Early in my dad’s career, a client gave him acid. They were up in the wooded hills of Topanga Canyon, and my dad lay down on his back, watching the sky at dusk morph into swirling geometric patterns as his ego began to disintegrate into a sea of LSD consciousness; he watched his friends morph into apes. “I said, ‘Well this is trippy, I’m getting nervous,’ and went back into the house, and realized I couldn’t fight what was happening. I was losing my identity. I was fearful of that—it probably had to do with my ego,” he recalls. “I finally couldn’t take it anymore and just let go, and as I let go, there was a radio station playing and someone was being interviewed about their experience with LSD and they were saying it was all about love. I concentrated on those words and that reaffirmed that at the end of the game, after you lose who you are, it’s about love.”
My dad never became quite that much of a psychonaut. He only took acid a few more times after that first experience, though these days he dabbles in mushrooms with his current life partner, who’s well versed in the terrain of plant medicine. But generally speaking, even a glass of wine will knock him out. He sticks to weed.
“These things, except the sacred herb, don’t bring me closer to G-d,” he says. “My life is full, and I have a sense of peace, from my yoga practice, and my meditation, which I learned in India, and my satsang.” At every meal, my dad says a bracha over his food, head bowed as he closes his eyes and thanks HaShem for the nourishment before him. Should he forget to give thanks, he holds himself to a seven-hour fast. But he never forgets. And not once have I ever seen him go a meal without a bracha first.
“I’ve come to the conclusion that everything that happens in our world is based upon our feelings and mental thoughts about it—we evaluate everything between our two ears,” he says. “It’s a blessing of being able to be human and experience the tremendous beauty all the world provides. It comes from another source beyond our own thoughts at times.”
Every night my dad meditates at his puja table, a small wooden frame decorated with old pictures of his parents and us kids. In the drawers are his tefillin and other precious items. He sits for a minimum of 11 minutes, perhaps a nod to his birthday on the 11th of September.

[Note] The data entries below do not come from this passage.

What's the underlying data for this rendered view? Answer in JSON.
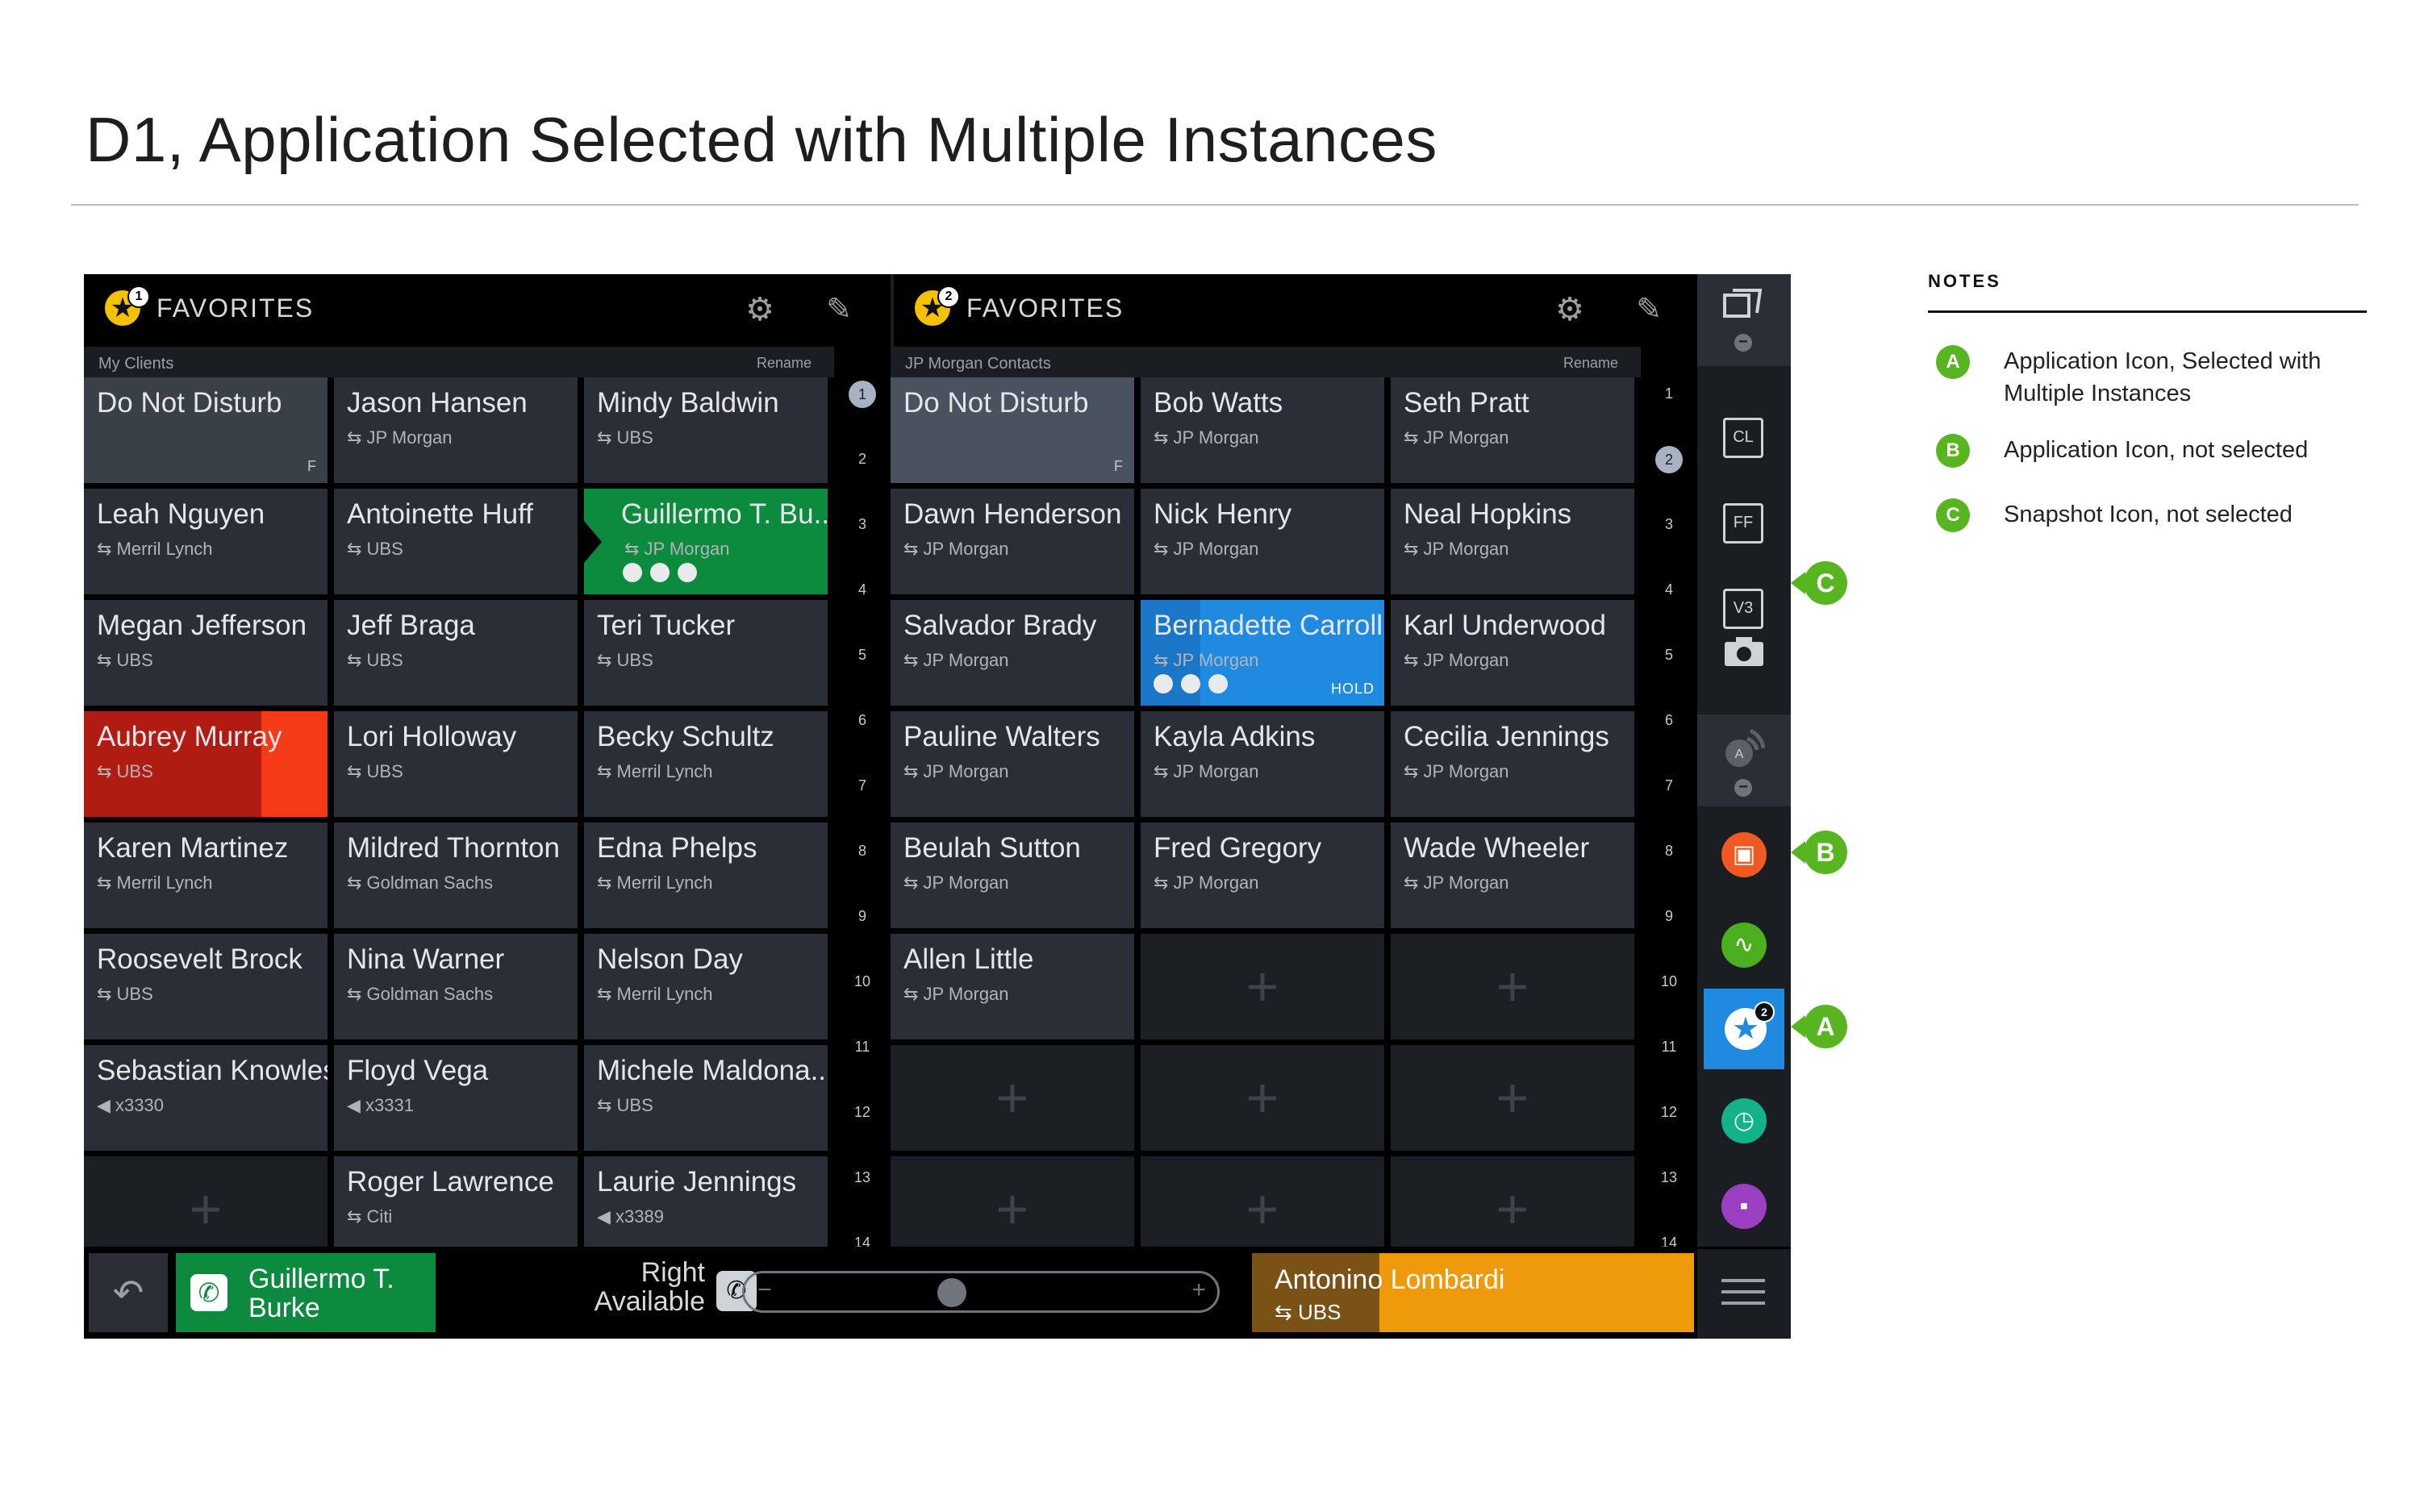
{
  "page": {
    "title": "D1, Application Selected with Multiple Instances"
  },
  "left_panel": {
    "badge": "1",
    "title": "FAVORITES",
    "sub_label": "My Clients",
    "rename": "Rename",
    "tiles": [
      {
        "name": "Do Not Disturb",
        "org": "",
        "flag": "F",
        "style": "dnd"
      },
      {
        "name": "Jason Hansen",
        "org": "⇆ JP Morgan",
        "style": ""
      },
      {
        "name": "Mindy Baldwin",
        "org": "⇆ UBS",
        "style": ""
      },
      {
        "name": "Leah Nguyen",
        "org": "⇆ Merril Lynch",
        "style": ""
      },
      {
        "name": "Antoinette Huff",
        "org": "⇆ UBS",
        "style": ""
      },
      {
        "name": "Guillermo T. Bu...",
        "org": "⇆ JP Morgan",
        "style": "green"
      },
      {
        "name": "Megan Jefferson",
        "org": "⇆ UBS",
        "style": ""
      },
      {
        "name": "Jeff Braga",
        "org": "⇆ UBS",
        "style": ""
      },
      {
        "name": "Teri Tucker",
        "org": "⇆ UBS",
        "style": ""
      },
      {
        "name": "Aubrey Murray",
        "org": "⇆ UBS",
        "style": "red"
      },
      {
        "name": "Lori Holloway",
        "org": "⇆ UBS",
        "style": ""
      },
      {
        "name": "Becky Schultz",
        "org": "⇆ Merril Lynch",
        "style": ""
      },
      {
        "name": "Karen Martinez",
        "org": "⇆ Merril Lynch",
        "style": ""
      },
      {
        "name": "Mildred Thornton",
        "org": "⇆ Goldman Sachs",
        "style": ""
      },
      {
        "name": "Edna Phelps",
        "org": "⇆ Merril Lynch",
        "style": ""
      },
      {
        "name": "Roosevelt Brock",
        "org": "⇆ UBS",
        "style": ""
      },
      {
        "name": "Nina Warner",
        "org": "⇆ Goldman Sachs",
        "style": ""
      },
      {
        "name": "Nelson Day",
        "org": "⇆ Merril Lynch",
        "style": ""
      },
      {
        "name": "Sebastian Knowles",
        "org": "◀ x3330",
        "style": ""
      },
      {
        "name": "Floyd Vega",
        "org": "◀ x3331",
        "style": ""
      },
      {
        "name": "Michele Maldona...",
        "org": "⇆ UBS",
        "style": ""
      },
      {
        "name": "",
        "org": "",
        "style": "empty"
      },
      {
        "name": "Roger Lawrence",
        "org": "⇆ Citi",
        "style": ""
      },
      {
        "name": "Laurie Jennings",
        "org": "◀ x3389",
        "style": ""
      }
    ],
    "index": [
      "1",
      "2",
      "3",
      "4",
      "5",
      "6",
      "7",
      "8",
      "9",
      "10",
      "11",
      "12",
      "13",
      "14"
    ],
    "selected_index": "1"
  },
  "right_panel": {
    "badge": "2",
    "title": "FAVORITES",
    "sub_label": "JP Morgan Contacts",
    "rename": "Rename",
    "tiles": [
      {
        "name": "Do Not Disturb",
        "org": "",
        "flag": "F",
        "style": "dnd-right"
      },
      {
        "name": "Bob Watts",
        "org": "⇆ JP Morgan",
        "style": ""
      },
      {
        "name": "Seth Pratt",
        "org": "⇆ JP Morgan",
        "style": ""
      },
      {
        "name": "Dawn Henderson",
        "org": "⇆ JP Morgan",
        "style": ""
      },
      {
        "name": "Nick Henry",
        "org": "⇆ JP Morgan",
        "style": ""
      },
      {
        "name": "Neal Hopkins",
        "org": "⇆ JP Morgan",
        "style": ""
      },
      {
        "name": "Salvador Brady",
        "org": "⇆ JP Morgan",
        "style": ""
      },
      {
        "name": "Bernadette Carroll",
        "org": "⇆ JP Morgan",
        "style": "blue",
        "hold": "HOLD"
      },
      {
        "name": "Karl Underwood",
        "org": "⇆ JP Morgan",
        "style": ""
      },
      {
        "name": "Pauline Walters",
        "org": "⇆ JP Morgan",
        "style": ""
      },
      {
        "name": "Kayla Adkins",
        "org": "⇆ JP Morgan",
        "style": ""
      },
      {
        "name": "Cecilia Jennings",
        "org": "⇆ JP Morgan",
        "style": ""
      },
      {
        "name": "Beulah Sutton",
        "org": "⇆ JP Morgan",
        "style": ""
      },
      {
        "name": "Fred Gregory",
        "org": "⇆ JP Morgan",
        "style": ""
      },
      {
        "name": "Wade Wheeler",
        "org": "⇆ JP Morgan",
        "style": ""
      },
      {
        "name": "Allen Little",
        "org": "⇆ JP Morgan",
        "style": ""
      },
      {
        "name": "",
        "org": "",
        "style": "empty"
      },
      {
        "name": "",
        "org": "",
        "style": "empty"
      },
      {
        "name": "",
        "org": "",
        "style": "empty"
      },
      {
        "name": "",
        "org": "",
        "style": "empty"
      },
      {
        "name": "",
        "org": "",
        "style": "empty"
      },
      {
        "name": "",
        "org": "",
        "style": "empty"
      },
      {
        "name": "",
        "org": "",
        "style": "empty"
      },
      {
        "name": "",
        "org": "",
        "style": "empty"
      }
    ],
    "index": [
      "1",
      "2",
      "3",
      "4",
      "5",
      "6",
      "7",
      "8",
      "9",
      "10",
      "11",
      "12",
      "13",
      "14"
    ],
    "selected_index": "2"
  },
  "sidebar": {
    "icons": [
      "cards-icon",
      "cl-icon",
      "ff-icon",
      "v3-icon",
      "camera-icon",
      "app-a-icon",
      "contact-app-icon",
      "pulse-icon",
      "favorites-icon",
      "clock-icon",
      "lock-icon",
      "menu-icon"
    ],
    "cl_label": "CL",
    "ff_label": "FF",
    "v3_label": "V3",
    "a_label": "A",
    "selected_badge": "2",
    "colors": {
      "orange": "#f05a22",
      "green": "#4caf20",
      "blue": "#1f8ae0",
      "teal": "#14b28a",
      "purple": "#9b3fc2"
    }
  },
  "bottom_bar": {
    "call_name": "Guillermo T. Burke",
    "right_line1": "Right",
    "right_line2": "Available",
    "volume_minus": "−",
    "volume_plus": "+",
    "volume_level": 0.39,
    "active_name": "Antonino Lombardi",
    "active_org": "⇆ UBS"
  },
  "callouts": {
    "a": "A",
    "b": "B",
    "c": "C"
  },
  "notes": {
    "title": "NOTES",
    "items": [
      {
        "badge": "A",
        "text": "Application Icon, Selected with Multiple Instances"
      },
      {
        "badge": "B",
        "text": "Application Icon, not selected"
      },
      {
        "badge": "C",
        "text": "Snapshot Icon, not selected"
      }
    ]
  }
}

Even at 80, he still likes to remind me frequently that the avatar Shiva, with whom cannabis is associated, is the destroyer—destroyer of the ego. And when people smoke weed together (which is why he’s so passionate about on-site consumption policy), they feel closer and more loving and more identified with each other than with their own personal problems and identities, he explains. “And that’s why when I use herb, I say a little mantra, as a way to identify the fact that G-d is in everything. My guru said that it’s better to see G-d in everything than to try and figure it out. My guru inspired me to know that you have a boon to help others. In this case, a boon means a power. That’s what you should do to have a full life. My boon is to represent people in court and protect them against incarceration and make sure they receive justice—particularly when it comes to marijuana use.”